Kota Raja

Defunct state constituency
- Legislature: Perlis State Legislative Assembly
- Constituency created: 1984
- Constituency abolished: 1995
- First contested: 1986
- Last contested: 1990

= Kota Raja (Perlis state constituency) =

Kota Raja was a state constituency in Perlis, Malaysia, that was represented in the Perlis State Legislative Assembly from 1986 to 1995.

The state constituency was created in the 1984 redistribution and was mandated to return a single member to the Perlis State Legislative Assembly under the first past the post voting system.

==History==
It was abolished in 1995 when it was redistributed.
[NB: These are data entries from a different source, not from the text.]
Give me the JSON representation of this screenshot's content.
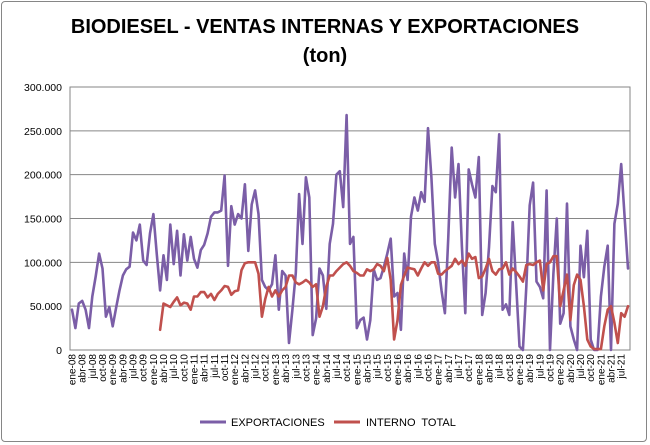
{
  "chart_data": {
    "type": "line",
    "title": "BIODIESEL - VENTAS INTERNAS Y EXPORTACIONES",
    "subtitle": "(ton)",
    "xlabel": "",
    "ylabel": "",
    "ylim": [
      0,
      300000
    ],
    "yticks": [
      0,
      50000,
      100000,
      150000,
      200000,
      250000,
      300000
    ],
    "ytick_labels": [
      "0",
      "50.000",
      "100.000",
      "150.000",
      "200.000",
      "250.000",
      "300.000"
    ],
    "grid": true,
    "legend_position": "bottom",
    "x_start": "ene-08",
    "x_frequency": "monthly",
    "n_points": 165,
    "xtick_every": 3,
    "xtick_labels": [
      "ene-08",
      "abr-08",
      "jul-08",
      "oct-08",
      "ene-09",
      "abr-09",
      "jul-09",
      "oct-09",
      "ene-10",
      "abr-10",
      "jul-10",
      "oct-10",
      "ene-11",
      "abr-11",
      "jul-11",
      "oct-11",
      "ene-12",
      "abr-12",
      "jul-12",
      "oct-12",
      "ene-13",
      "abr-13",
      "jul-13",
      "oct-13",
      "ene-14",
      "abr-14",
      "jul-14",
      "oct-14",
      "ene-15",
      "abr-15",
      "jul-15",
      "oct-15",
      "ene-16",
      "abr-16",
      "jul-16",
      "oct-16",
      "ene-17",
      "abr-17",
      "jul-17",
      "oct-17",
      "ene-18",
      "abr-18",
      "jul-18",
      "oct-18",
      "ene-19",
      "abr-19",
      "jul-19",
      "oct-19",
      "ene-20",
      "abr-20",
      "jul-20",
      "oct-20",
      "ene-21",
      "abr-21",
      "jul-21"
    ],
    "series": [
      {
        "name": "EXPORTACIONES",
        "color": "#7B5EA7",
        "values_thousand_ton": [
          46,
          25,
          53,
          56,
          46,
          25,
          61,
          84,
          110,
          93,
          38,
          49,
          27,
          48,
          68,
          85,
          92,
          95,
          134,
          125,
          143,
          102,
          97,
          133,
          155,
          109,
          68,
          108,
          80,
          143,
          98,
          136,
          85,
          132,
          102,
          129,
          104,
          94,
          114,
          120,
          133,
          152,
          157,
          157,
          159,
          199,
          96,
          164,
          143,
          155,
          150,
          189,
          113,
          166,
          182,
          155,
          80,
          72,
          68,
          75,
          108,
          46,
          90,
          85,
          8,
          46,
          88,
          178,
          121,
          197,
          174,
          17,
          36,
          93,
          85,
          47,
          121,
          144,
          200,
          204,
          163,
          268,
          121,
          129,
          25,
          34,
          37,
          12,
          34,
          92,
          80,
          82,
          95,
          110,
          127,
          61,
          65,
          23,
          110,
          80,
          152,
          174,
          159,
          180,
          169,
          253,
          197,
          121,
          100,
          68,
          42,
          129,
          231,
          174,
          212,
          118,
          42,
          206,
          189,
          174,
          220,
          40,
          65,
          117,
          187,
          180,
          246,
          46,
          52,
          40,
          146,
          76,
          4,
          0,
          72,
          165,
          191,
          78,
          72,
          59,
          182,
          0,
          87,
          150,
          30,
          42,
          167,
          27,
          12,
          0,
          119,
          83,
          136,
          12,
          0,
          0,
          61,
          95,
          119,
          0,
          144,
          167,
          212,
          152,
          93
        ]
      },
      {
        "name": "INTERNO  TOTAL",
        "color": "#C0504D",
        "values_thousand_ton": [
          null,
          null,
          null,
          null,
          null,
          null,
          null,
          null,
          null,
          null,
          null,
          null,
          null,
          null,
          null,
          null,
          null,
          null,
          null,
          null,
          null,
          null,
          null,
          null,
          null,
          null,
          23,
          53,
          51,
          49,
          55,
          60,
          51,
          54,
          53,
          46,
          61,
          61,
          66,
          66,
          60,
          64,
          57,
          64,
          68,
          73,
          72,
          63,
          67,
          68,
          91,
          99,
          100,
          100,
          100,
          87,
          38,
          58,
          72,
          61,
          68,
          61,
          68,
          72,
          85,
          85,
          77,
          75,
          77,
          80,
          77,
          72,
          75,
          38,
          50,
          72,
          85,
          85,
          90,
          94,
          98,
          100,
          96,
          90,
          88,
          85,
          85,
          92,
          90,
          92,
          98,
          96,
          90,
          105,
          80,
          12,
          34,
          74,
          85,
          94,
          93,
          92,
          85,
          93,
          100,
          96,
          100,
          100,
          87,
          86,
          90,
          93,
          96,
          104,
          98,
          102,
          96,
          110,
          104,
          106,
          82,
          84,
          93,
          104,
          90,
          86,
          92,
          93,
          100,
          86,
          93,
          89,
          84,
          78,
          97,
          98,
          97,
          100,
          102,
          68,
          98,
          100,
          107,
          107,
          50,
          68,
          86,
          34,
          74,
          86,
          80,
          50,
          12,
          4,
          1,
          1,
          1,
          27,
          46,
          50,
          31,
          8,
          42,
          38,
          50
        ]
      }
    ]
  }
}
===Representation history===

Members of the Legislative Assembly for Kota Raja
| Assembly | No | Years | Member | Party |
Constituency created from Bandar Arau
| 7th | N11 | 1986–1990 | Abdul Hamid Pawanteh | BN (UMNO) |
| 8th | 1990–1995 |
Constituency abolished, renamed to Pauh

==Election results==

Perlis state election, 1990
| Party |  | Candidate | Votes | % | ∆% |
|  | BN | Abdul Hamid Pawanteh | 3,794 | 67.16 | −1.55 |
|  | S46 | Syed Darus Syed Hashim | 1,855 | 32.84 | +32.84 |
| Total valid votes |  |  | 5,649 | 100.00 |
| Total rejected ballots |  |  | 204 |
| Unreturned ballots |  |  | 0 |
| Turnout |  |  | 5,859 | 75.86 | +4.81 |
| Registered electors |  |  | 7,723 |
| Majority |  |  | 1,939 | 34.32 | −8.54 |
|  | BN hold |  | Swing |  |  |

Perlis state election, 1986
| Party |  | Candidate | Votes | % |
|  | BN | Abdul Hamid Pawanteh | 3,176 | 68.71 |
|  | PAS | Bahari Ali | 1,195 | 25.85 |
|  | Independent | Chong Teik Tee | 251 | 5.43 |
| Total valid votes |  |  | 4,622 | 100.00 |
| Total rejected ballots |  |  | 201 |
| Unreturned ballots |  |  | 0 |
| Turnout |  |  | 4,823 | 71.05 |
| Registered electors |  |  | 6,788 |
| Majority |  |  | 1,981 | 42.86 |
This was a new constituency created.